Missili? No, grazie. L’opinione pubblica boccia la guerra
Scritto il 29/8/13
La rottura ormai consumata tra governi e governati dell’Occidente non potrebbe essere più netta di così: dopo sette giorni di intensissima indignazione mondiale a comando – con ogni tipo di media – per “l’esecrabile infamia” attribuita a Bashar el Assad, le percentuali di cittadini contrari all’intervento militare punitivo in Siria non sono cambiate: negli Stati Uniti i contrari sono il 70% (Pew research) e in Francia il 59% (Ifop). I dati italiani e inglesi non sono stati divulgati. L’assalto dei presidenti-sceriffi al necessario consenso delle rispettive opinioni pubbliche è fallito. L’opzione militare diventa politicamente impraticabile, oltre che strategicamente pericolosa, tatticamente inutile, umanamente crudele e giuridicamente precipitosa e infondata. La credibilità degli apparati di comunicazione e costruzione del consenso dei governi occidentali è ormai vicina allo zero.
Ad onor del vero, Emma Bonino in questa occasione ha tenuto un comportamento esemplare: attendere il responso dell’Onu; agire solo su suo mandato e, in caso di richiesta di uso delle basi, interpellare il Parlamento. La nuova strategia consiste nel prender tempo senza far cessare la minaccia e senza perdere la faccia. La preparazione della marcia indietro è iniziata con l’ipotesi che l’ordine di usare il gas sarebbe partito da non da Bashar, ma dal fratello minore Maher, promosso sul campo a comandante di una divisione corazzata perché da comandante di brigata qual’è non sarebbe un colpevole di rango adeguato. Ha iniziato il ministro degli esteri britannico William Hague annunziando per oggi una seduta alla Camera dei Comuni, subito imitato da François Hollande che ha convocato il Parlamento. Ha seguito Ban Ki Moon asserendo (ieri) che gli inquirenti delle Nazioni Unite hanno bisogno di quattro giorni per concludere l’inchiesta e tutti – anche chi diceva che l’inchiesta era tardiva e inutile – hanno accettato il rinvio.
Tra tre giorni la rappresaglia non si potrà più fare perché Barack Obama partirà per la Svezia il 3 settembre dove conta di sostare in visita prima di andare il giorno 5 al G20 di Pietroburgo ospite di Putin, col quale però ha annunziato di non volere parlare in un incontro bilaterale che peraltro aveva sollecitato. Adesso il Dipartimento di Stato comunica confidenzialmente che – grazie al rinvio – potrà cercare di rafforzare la coalizione (Turchia e Giordania si sono sfilate) ormai ridotta ai minimi termini. Il Pentagono dice che userà il tempo a disposizione per rafforzare il dispositivo navale onde aumentare la credibilità della minaccia.
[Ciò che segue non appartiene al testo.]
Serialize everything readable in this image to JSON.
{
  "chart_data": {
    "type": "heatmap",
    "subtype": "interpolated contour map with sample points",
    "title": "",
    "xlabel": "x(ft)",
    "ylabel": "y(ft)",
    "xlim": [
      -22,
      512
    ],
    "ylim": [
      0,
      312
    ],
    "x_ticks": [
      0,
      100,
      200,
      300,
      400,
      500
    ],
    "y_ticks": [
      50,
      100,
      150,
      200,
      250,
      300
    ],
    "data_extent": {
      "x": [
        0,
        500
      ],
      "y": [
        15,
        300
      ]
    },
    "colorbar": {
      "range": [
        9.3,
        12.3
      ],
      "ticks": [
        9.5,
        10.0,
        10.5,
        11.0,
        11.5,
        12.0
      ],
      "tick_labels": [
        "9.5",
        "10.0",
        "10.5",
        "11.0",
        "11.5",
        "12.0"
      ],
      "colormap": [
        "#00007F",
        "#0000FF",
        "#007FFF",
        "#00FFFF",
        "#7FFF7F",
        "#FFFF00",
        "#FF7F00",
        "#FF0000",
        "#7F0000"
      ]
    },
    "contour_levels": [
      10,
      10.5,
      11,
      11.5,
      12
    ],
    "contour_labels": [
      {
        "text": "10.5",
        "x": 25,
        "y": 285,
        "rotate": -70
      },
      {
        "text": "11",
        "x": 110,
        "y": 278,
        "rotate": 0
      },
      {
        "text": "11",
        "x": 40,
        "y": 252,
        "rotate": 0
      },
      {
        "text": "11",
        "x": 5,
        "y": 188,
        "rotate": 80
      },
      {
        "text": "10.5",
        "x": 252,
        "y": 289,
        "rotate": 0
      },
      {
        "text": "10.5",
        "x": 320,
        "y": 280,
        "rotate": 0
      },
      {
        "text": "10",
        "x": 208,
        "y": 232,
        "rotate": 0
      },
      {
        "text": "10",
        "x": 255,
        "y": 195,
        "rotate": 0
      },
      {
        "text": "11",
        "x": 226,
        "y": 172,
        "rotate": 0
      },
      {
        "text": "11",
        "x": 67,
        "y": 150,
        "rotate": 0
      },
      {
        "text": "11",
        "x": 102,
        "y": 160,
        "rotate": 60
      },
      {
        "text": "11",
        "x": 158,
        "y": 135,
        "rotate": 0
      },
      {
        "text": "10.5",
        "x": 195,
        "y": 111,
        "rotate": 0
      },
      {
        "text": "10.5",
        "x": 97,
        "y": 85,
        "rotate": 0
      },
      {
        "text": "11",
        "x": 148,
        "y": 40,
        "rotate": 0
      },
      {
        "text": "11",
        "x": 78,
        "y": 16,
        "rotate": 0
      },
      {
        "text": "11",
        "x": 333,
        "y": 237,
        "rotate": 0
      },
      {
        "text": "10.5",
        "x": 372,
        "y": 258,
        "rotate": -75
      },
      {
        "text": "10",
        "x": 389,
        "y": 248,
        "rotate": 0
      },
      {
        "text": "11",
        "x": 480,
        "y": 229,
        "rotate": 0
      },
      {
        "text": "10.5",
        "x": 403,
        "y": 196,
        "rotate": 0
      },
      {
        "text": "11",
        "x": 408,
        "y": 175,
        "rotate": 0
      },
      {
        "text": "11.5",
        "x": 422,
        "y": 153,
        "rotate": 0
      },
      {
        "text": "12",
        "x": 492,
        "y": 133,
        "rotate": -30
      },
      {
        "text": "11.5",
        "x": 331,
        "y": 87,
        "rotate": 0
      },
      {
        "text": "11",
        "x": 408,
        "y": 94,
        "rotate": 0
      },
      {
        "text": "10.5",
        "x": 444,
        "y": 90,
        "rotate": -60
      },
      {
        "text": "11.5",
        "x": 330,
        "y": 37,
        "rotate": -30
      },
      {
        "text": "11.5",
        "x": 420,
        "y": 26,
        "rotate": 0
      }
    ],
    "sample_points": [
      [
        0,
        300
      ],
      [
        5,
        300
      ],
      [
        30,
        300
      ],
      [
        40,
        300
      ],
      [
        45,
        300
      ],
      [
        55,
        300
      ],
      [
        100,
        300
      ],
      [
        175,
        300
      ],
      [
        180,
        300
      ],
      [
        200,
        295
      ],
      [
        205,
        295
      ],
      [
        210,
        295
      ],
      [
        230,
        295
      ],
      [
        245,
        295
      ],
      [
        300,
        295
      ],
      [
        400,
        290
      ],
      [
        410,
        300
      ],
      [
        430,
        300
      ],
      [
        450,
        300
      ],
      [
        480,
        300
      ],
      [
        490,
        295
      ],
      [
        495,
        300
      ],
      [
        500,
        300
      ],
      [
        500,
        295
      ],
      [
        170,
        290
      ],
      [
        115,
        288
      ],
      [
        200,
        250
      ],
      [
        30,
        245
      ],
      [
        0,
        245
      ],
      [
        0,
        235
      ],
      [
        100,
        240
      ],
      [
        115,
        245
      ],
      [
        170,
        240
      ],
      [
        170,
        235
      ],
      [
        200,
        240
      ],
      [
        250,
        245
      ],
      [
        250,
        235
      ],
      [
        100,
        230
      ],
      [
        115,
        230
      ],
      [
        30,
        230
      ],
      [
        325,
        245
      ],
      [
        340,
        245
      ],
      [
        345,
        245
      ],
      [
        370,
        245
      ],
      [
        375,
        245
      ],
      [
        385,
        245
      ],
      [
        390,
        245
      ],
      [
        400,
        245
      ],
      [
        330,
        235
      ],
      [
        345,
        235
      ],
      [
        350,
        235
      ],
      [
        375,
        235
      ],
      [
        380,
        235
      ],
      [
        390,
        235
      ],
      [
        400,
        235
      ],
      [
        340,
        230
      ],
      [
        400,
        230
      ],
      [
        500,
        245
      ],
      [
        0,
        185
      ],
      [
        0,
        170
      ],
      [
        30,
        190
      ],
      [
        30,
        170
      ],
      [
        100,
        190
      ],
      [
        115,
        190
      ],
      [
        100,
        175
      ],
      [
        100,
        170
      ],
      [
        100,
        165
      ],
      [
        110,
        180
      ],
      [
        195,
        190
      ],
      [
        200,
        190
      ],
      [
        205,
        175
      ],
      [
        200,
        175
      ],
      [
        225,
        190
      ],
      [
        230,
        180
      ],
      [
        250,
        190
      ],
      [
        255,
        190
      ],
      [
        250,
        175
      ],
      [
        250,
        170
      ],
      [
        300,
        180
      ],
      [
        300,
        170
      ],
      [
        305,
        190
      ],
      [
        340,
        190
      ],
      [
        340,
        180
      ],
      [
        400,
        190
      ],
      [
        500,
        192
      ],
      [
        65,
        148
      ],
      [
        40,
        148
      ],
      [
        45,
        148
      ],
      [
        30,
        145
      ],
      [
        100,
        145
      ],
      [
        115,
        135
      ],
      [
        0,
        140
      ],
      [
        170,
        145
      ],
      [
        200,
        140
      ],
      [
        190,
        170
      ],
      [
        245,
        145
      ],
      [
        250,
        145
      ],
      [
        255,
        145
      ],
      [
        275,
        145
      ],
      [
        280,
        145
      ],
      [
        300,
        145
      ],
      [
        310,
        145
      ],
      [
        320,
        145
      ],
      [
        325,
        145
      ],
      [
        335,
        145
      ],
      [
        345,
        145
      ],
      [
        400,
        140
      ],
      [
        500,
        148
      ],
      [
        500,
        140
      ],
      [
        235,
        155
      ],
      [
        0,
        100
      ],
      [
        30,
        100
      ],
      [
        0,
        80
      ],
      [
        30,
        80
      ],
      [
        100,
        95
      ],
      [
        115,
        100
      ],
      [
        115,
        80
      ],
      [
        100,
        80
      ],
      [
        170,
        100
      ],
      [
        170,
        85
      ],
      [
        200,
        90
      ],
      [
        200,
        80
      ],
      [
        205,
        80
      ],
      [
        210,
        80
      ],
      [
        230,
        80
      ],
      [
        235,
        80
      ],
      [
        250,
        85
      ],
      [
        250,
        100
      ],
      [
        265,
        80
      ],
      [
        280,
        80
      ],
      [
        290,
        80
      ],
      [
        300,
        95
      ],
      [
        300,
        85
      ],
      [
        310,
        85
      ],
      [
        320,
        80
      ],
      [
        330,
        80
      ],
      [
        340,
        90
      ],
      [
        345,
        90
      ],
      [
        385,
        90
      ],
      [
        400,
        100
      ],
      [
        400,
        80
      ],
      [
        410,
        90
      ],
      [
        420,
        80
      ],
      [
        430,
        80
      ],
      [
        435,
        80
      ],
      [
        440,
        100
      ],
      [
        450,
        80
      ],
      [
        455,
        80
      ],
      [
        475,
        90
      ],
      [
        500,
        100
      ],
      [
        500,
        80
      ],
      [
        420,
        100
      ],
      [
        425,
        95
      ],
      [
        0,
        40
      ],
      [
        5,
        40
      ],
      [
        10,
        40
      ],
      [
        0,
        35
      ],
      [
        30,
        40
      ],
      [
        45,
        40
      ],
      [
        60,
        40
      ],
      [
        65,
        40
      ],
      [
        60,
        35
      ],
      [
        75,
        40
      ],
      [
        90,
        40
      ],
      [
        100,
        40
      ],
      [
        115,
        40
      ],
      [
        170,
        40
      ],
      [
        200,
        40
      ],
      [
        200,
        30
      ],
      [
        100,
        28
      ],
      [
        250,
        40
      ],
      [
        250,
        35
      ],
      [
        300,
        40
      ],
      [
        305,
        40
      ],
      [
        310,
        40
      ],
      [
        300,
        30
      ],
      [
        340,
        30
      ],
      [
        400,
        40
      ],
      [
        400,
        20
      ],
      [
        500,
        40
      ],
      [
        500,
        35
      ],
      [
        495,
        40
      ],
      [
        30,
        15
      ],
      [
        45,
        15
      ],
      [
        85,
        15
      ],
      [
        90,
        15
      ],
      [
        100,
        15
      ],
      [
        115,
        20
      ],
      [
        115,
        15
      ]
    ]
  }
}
Superata la fase delle minacce e messe in guardia, si apre la fase negoziale tra Usa e Russia che sono gli autentici protagonisti del confronto. Se Obama sta rinunziando, come sembrerebbe, alla punizione a Assad – in realtà a infliggere nuove sofferenze ai siriani – vuole dire che intende uscire vittorioso dal G20 e quindi che ha predisposto per Putin un pacchetto di offerte che non si può rifiutare. Rinunzia definitiva allo scudo antimissile in Europa dell’est? Riconoscimento di una sfera di influenza alla Russia nel Levante? Forse il nuovo ordine mondiale passa per una Nuova Yalta e le sole cose che d’ora in poi vedremo in bianco e nero saranno le facce dei protagonisti.
(Antonio De Martini, “Guerra di Siria, avviso agli spettatori: l’attacco è rimandato per impraticabilità del campo”, dal “Corriere della collera” del 29 agosto 2013, ripreso da “Come Don Chisciotte”).